1. For now, public fear of expanding government run insurance is too strong to overcome. I believe this fear is largely driven by 28 years of Republican led attack on government itself. Medicare and Medicaid have flaws, but we should ask the insurance program without flaws to cast the first stone. But whatever the source of the fear, even in a state as liberal as California, it wins.

2. We haven’t figured out how to integrate communitarian values with individual responsibility values. Like Massachusetts, California depended on a jerry-rigged combination of individual mandate and communitarian tax support. This led to political opposition from the left (the reform was not a single payer plan) and the right (the reform taxed individuals & businesses and involved governmental activism). We need a policy level vision of what every experienced clinician knows: successful health care requires both communitarian values (“you are my patient & I will not abandon you”) and tough love (“we won’t get anywhere unless you do XYZ”). Good clinicians integrate TLC and tough love seamlessly. To solve the health care reform puzzle, political leaders must do the same.
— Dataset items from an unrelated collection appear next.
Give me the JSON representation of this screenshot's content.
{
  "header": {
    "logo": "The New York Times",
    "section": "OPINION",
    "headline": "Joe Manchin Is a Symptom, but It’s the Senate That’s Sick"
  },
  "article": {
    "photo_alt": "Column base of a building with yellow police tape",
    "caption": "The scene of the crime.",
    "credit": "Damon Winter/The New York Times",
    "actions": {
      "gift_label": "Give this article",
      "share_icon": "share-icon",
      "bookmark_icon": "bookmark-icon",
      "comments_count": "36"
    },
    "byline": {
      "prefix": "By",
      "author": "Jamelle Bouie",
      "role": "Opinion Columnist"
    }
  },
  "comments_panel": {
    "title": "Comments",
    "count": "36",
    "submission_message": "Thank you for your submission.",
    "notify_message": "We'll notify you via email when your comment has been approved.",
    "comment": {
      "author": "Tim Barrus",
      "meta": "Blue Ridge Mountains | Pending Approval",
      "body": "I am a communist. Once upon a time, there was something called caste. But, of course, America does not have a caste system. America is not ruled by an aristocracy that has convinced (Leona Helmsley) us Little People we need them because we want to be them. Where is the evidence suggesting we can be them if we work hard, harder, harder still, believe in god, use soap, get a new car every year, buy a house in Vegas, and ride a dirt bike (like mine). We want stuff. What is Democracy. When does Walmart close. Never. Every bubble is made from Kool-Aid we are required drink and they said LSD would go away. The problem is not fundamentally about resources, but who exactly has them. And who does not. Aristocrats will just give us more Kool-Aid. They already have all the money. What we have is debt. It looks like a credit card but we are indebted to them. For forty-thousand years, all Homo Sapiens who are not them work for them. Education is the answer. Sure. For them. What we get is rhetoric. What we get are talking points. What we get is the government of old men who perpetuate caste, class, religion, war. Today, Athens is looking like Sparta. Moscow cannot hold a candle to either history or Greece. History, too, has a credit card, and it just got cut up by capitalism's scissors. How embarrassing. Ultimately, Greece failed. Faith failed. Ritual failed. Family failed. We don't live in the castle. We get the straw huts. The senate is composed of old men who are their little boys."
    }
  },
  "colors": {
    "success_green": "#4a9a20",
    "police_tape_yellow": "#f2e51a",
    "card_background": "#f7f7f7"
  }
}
3. Health care reform won’t get anywhere until we own up to the need for rationing. In my view, cost control is ultimately an ethical problem. We in the U.S. are paralyzed by the idea of rationing. We rely on the fairy tale that efficiencies will produce painless cost containment or the hard nosed claim that “skin in the game” (financial risk for individuals) will do the job. Efficiency and individual responsibility are required, but we won't put in the necessary muscle into them until we recognize that the alternative is even more rationing. (Dan Brock's recent article - "Health Care Resource Prioritization and Rationing: Why is it so Difficult" - discusses U.S. confusion about rationing in depth.)


Happily, Governor Schwarzenegger says "I am someone who does not give up, especially when there is a problem as big as health care that needs to be fixed...One setback is just that - a setback." When the Terminator promises that he will be back there is hope that health care reform will move forward.